Inherited IRA—spouse as beneficiary


Understanding your options as a spouse beneficiary is very important, and you need to factor in the tax considerations for each option. For example, you may want to keep the IRA assets growing tax-deferred as long as possible for yourself or for future generations. Or you may need the funds now and want to take a lump-sum distribution—in which case there are immediate tax consequences. Consider your decisions very carefully, because some may be irrevocable.

Understanding your options

A spouse beneficiary has five options when receiving an IRA inheritance: assuming the IRA, inheriting the IRA, taking a lump-sum distribution, disclaiming the IRA, or electing Vanguard's pass-through service. Each option has its own tax consequences and some options are irrevocable. We strongly suggest consulting a qualified tax professional or attorney to determine the best course of action for your particular situation.

Assuming the IRA
When you assume an IRA, you transfer the assets into an IRA in your name and the IRS treats the IRA as if it had always been yours. You may select this option only if you are the surviving spouse of the original account owner and the sole primary beneficiary of the account.

If you assume an IRA, you:

  • Can take advantage of the power of compounding through the IRA's tax-deferred status.
  • Can simplify account management by moving the assets from your spouse's IRA into your existing IRA.
  • Don't have to take required minimum distributions (RMDs) from a traditional IRA, SEP-IRA, or SIMPLE IRA until you reach age 70½. (If you assume a Roth IRA, you can avoid RMDs during your lifetime.)
  • May make additional contributions to the IRA, subject to IRS regulations.

Note: Traditional IRAs, SEP–IRAs, and SIMPLE IRAs can only be assumed into traditional IRAs. Roth IRAs can only be assumed into Roth IRAs.

Inheriting the IRA
When you inherit an IRA, you take the account as a beneficiary (for your benefit) and withdraw from it over a fixed period of time.

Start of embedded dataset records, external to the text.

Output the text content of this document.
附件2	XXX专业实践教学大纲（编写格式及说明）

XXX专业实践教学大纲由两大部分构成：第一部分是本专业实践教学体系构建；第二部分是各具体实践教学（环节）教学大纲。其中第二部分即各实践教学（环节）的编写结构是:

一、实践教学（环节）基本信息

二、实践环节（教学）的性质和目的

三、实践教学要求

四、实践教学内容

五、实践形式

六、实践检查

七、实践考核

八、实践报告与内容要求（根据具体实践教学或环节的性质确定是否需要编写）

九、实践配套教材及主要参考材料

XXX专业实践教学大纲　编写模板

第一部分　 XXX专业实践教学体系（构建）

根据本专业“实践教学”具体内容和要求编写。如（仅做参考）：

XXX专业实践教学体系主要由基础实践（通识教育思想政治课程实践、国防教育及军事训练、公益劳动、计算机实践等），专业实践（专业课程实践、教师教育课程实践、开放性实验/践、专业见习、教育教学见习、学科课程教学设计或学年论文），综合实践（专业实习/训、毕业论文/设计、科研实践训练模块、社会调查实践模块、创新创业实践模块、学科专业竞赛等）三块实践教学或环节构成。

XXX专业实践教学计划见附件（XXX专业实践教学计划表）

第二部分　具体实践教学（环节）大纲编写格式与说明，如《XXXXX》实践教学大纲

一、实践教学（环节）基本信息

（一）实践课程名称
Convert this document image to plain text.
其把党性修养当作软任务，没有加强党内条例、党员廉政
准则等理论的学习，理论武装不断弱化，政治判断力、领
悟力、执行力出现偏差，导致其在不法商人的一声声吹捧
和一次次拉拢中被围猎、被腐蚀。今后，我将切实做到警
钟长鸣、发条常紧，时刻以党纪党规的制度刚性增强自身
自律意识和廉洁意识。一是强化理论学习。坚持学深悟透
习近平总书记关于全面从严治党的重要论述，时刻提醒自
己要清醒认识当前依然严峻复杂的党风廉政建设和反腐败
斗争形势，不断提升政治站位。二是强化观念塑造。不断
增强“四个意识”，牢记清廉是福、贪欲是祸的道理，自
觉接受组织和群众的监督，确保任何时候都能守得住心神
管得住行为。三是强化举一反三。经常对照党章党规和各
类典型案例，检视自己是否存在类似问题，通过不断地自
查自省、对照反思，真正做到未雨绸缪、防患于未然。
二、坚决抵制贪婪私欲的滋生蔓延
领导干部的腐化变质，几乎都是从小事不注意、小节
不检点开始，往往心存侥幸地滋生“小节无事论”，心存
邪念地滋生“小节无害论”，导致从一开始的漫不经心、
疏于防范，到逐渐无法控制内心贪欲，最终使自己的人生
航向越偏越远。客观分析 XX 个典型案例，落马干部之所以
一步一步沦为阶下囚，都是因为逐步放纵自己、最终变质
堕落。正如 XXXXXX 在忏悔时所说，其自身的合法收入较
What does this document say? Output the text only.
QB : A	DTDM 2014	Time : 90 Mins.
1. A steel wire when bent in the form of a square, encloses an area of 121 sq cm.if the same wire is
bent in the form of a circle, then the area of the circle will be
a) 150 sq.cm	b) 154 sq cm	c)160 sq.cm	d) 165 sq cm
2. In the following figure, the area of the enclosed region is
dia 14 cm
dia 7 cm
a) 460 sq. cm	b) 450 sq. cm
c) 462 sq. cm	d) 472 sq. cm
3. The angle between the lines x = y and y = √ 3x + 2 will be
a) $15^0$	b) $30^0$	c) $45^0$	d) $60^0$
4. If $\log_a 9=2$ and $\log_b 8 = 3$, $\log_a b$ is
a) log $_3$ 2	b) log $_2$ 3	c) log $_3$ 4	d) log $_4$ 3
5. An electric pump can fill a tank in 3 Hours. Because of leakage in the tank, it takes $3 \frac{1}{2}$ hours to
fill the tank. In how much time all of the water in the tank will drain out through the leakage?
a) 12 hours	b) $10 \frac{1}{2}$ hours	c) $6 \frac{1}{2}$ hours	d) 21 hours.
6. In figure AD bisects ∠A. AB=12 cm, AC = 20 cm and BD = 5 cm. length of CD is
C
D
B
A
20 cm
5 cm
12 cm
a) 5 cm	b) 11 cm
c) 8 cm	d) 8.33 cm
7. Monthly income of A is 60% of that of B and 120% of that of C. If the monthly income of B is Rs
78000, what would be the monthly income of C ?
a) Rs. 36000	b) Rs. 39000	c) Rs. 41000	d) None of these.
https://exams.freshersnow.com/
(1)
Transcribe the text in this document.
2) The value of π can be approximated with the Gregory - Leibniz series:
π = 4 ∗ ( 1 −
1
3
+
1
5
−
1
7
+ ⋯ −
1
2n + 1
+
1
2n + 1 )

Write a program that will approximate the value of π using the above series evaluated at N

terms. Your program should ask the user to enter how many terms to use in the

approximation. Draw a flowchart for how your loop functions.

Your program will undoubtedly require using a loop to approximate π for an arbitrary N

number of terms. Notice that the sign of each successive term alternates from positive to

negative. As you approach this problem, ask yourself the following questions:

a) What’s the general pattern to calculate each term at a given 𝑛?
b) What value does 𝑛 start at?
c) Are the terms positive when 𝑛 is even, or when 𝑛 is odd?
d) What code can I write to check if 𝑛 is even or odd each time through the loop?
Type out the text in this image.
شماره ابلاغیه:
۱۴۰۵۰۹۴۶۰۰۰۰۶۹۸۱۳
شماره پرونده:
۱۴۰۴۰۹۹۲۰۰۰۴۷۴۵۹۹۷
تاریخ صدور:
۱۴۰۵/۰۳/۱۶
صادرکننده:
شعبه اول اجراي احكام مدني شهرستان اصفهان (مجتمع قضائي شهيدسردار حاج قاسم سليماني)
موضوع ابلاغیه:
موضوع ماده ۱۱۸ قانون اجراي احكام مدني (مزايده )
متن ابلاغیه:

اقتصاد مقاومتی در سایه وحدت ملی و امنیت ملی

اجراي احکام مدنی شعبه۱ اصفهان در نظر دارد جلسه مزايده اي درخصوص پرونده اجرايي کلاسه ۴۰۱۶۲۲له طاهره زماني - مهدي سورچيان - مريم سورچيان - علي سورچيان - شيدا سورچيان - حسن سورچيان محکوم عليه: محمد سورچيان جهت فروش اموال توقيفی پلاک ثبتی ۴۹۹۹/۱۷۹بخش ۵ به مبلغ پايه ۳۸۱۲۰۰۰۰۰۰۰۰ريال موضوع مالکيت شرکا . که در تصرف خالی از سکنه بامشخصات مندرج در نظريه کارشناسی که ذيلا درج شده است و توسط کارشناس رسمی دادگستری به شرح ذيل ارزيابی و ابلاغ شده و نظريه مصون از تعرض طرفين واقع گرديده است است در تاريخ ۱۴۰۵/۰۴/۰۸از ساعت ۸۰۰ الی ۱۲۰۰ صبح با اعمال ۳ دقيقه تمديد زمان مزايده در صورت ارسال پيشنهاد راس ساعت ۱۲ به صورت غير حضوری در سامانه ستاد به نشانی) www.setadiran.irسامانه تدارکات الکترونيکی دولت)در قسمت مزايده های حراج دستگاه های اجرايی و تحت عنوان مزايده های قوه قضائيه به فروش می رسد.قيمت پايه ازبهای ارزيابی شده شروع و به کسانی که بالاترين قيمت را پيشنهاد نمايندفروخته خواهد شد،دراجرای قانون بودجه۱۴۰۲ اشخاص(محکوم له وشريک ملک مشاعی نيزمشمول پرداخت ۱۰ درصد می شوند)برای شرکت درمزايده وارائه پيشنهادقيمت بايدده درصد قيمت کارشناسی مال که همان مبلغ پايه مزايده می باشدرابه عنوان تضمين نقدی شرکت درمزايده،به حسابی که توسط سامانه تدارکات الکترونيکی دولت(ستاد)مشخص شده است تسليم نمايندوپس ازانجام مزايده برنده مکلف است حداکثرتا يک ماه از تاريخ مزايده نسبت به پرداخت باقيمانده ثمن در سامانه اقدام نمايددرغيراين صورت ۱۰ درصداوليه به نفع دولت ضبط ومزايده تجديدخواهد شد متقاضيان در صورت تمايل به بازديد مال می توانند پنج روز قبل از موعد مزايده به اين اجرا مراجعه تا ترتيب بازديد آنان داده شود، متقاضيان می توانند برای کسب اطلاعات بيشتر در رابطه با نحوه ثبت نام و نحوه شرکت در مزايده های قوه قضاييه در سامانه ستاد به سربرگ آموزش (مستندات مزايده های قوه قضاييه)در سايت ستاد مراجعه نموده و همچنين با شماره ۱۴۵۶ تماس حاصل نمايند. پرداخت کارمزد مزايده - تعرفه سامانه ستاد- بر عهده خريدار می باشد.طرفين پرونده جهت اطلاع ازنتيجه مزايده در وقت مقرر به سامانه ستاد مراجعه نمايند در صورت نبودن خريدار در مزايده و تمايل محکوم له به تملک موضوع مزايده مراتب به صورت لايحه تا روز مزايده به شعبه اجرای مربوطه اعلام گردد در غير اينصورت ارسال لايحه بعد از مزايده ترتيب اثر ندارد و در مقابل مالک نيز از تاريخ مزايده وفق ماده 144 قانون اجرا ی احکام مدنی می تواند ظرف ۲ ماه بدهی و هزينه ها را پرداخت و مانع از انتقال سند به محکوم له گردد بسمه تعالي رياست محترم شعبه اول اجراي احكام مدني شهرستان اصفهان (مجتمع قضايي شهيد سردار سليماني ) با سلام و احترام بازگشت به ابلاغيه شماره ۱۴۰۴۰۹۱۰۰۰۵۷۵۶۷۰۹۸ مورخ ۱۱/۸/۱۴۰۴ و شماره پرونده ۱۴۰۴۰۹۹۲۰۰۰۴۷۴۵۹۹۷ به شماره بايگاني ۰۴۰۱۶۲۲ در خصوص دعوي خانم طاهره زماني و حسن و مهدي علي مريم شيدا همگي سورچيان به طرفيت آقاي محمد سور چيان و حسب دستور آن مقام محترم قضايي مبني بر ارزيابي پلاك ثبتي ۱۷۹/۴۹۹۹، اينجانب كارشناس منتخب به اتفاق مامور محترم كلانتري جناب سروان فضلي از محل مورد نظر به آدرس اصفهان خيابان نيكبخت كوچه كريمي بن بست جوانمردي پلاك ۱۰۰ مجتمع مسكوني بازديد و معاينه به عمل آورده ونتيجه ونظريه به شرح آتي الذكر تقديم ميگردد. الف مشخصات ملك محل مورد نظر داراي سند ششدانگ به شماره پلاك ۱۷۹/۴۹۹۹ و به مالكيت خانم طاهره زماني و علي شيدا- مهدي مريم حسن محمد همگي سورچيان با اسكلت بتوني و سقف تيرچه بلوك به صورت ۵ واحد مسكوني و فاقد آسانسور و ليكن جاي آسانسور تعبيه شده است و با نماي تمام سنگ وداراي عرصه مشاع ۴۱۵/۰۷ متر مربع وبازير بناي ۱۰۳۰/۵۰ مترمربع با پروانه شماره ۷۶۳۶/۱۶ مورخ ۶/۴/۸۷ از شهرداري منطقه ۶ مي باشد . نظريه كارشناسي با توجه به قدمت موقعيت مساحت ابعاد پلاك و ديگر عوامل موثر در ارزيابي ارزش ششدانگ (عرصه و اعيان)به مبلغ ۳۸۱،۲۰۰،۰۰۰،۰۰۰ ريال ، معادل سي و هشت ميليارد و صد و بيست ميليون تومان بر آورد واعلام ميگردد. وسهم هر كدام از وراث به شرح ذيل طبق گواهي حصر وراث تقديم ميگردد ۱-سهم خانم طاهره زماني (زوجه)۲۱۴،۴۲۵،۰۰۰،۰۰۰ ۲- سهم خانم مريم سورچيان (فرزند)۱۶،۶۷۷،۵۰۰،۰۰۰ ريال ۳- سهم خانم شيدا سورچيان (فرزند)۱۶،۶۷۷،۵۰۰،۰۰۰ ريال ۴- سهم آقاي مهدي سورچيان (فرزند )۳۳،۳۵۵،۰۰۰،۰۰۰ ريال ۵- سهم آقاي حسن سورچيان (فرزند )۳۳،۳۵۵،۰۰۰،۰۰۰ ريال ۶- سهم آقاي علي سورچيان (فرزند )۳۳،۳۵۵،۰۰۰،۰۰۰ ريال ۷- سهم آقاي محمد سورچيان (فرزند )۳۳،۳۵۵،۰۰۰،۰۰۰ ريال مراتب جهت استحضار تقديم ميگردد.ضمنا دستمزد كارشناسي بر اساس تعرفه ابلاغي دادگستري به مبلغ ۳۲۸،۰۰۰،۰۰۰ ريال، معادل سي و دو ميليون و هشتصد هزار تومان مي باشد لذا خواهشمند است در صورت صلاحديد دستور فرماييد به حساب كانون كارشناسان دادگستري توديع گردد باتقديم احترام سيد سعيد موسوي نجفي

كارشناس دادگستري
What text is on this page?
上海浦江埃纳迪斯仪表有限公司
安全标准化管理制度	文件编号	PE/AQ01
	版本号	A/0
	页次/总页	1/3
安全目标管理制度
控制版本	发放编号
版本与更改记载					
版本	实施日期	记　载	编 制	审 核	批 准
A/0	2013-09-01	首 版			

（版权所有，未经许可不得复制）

If you inherit an IRA, you:

  • May take money from the account without any tax penalty, regardless of age. Even if you're under age 59½, you will not be subject to an "early withdrawal" penalty from the IRS.
  • May delay taking distributions if you were older than your spouse. You may wait until the year in which your spouse would have reached age 70½ or December 31 of the year following your spouse's death, whichever is later. This option may be desirable if you won't need the assets in the near future.
  • Can assume it later if you choose.

Taking a lump-sum distribution
You may decide to take a lump-sum distribution after the assets are transferred into your name. These funds can then be deposited into your Vanguard non-IRA account, or sent to you directly. However, you'll lose the benefits of tax-deferred investing. Also, since you must report the distribution to the IRS as ordinary income for the year in which you received it, there can be negative tax consequences to you—depending on your specific situation—especially if the distribution is a significant amount.

Options for special circumstances

The following two options are applicable in certain situations. We strongly suggest consulting a qualified tax professional or attorney to determine the best course of action for your particular situation.

Disclaiming the IRA
You may refuse to accept ownership of the IRA assets, either in part or in full. The assets refused will then pass to any remaining primary beneficiaries or, if none exist, to any secondary beneficiaries. The decision to disclaim assets is an irrevocable election with special rules.

Pass-through service
Some special options may be available to you if your spouse designated a trust for your benefit or your spouse's estate as the IRA beneficiary. If you're the beneficiary of an IRA through a trust (or your spouse's estate), you can take advantage of Vanguard's pass-through service. With proper authorization from the trustee of the designated trust or, in the case of your spouse's estate as beneficiary, the representative of the estate, we'll transfer the assets to an account in your name.

For both of the above options, in addition to consulting with your own advisor, you'll also need to contact Vanguard to discuss the necessary documents and instructions needed.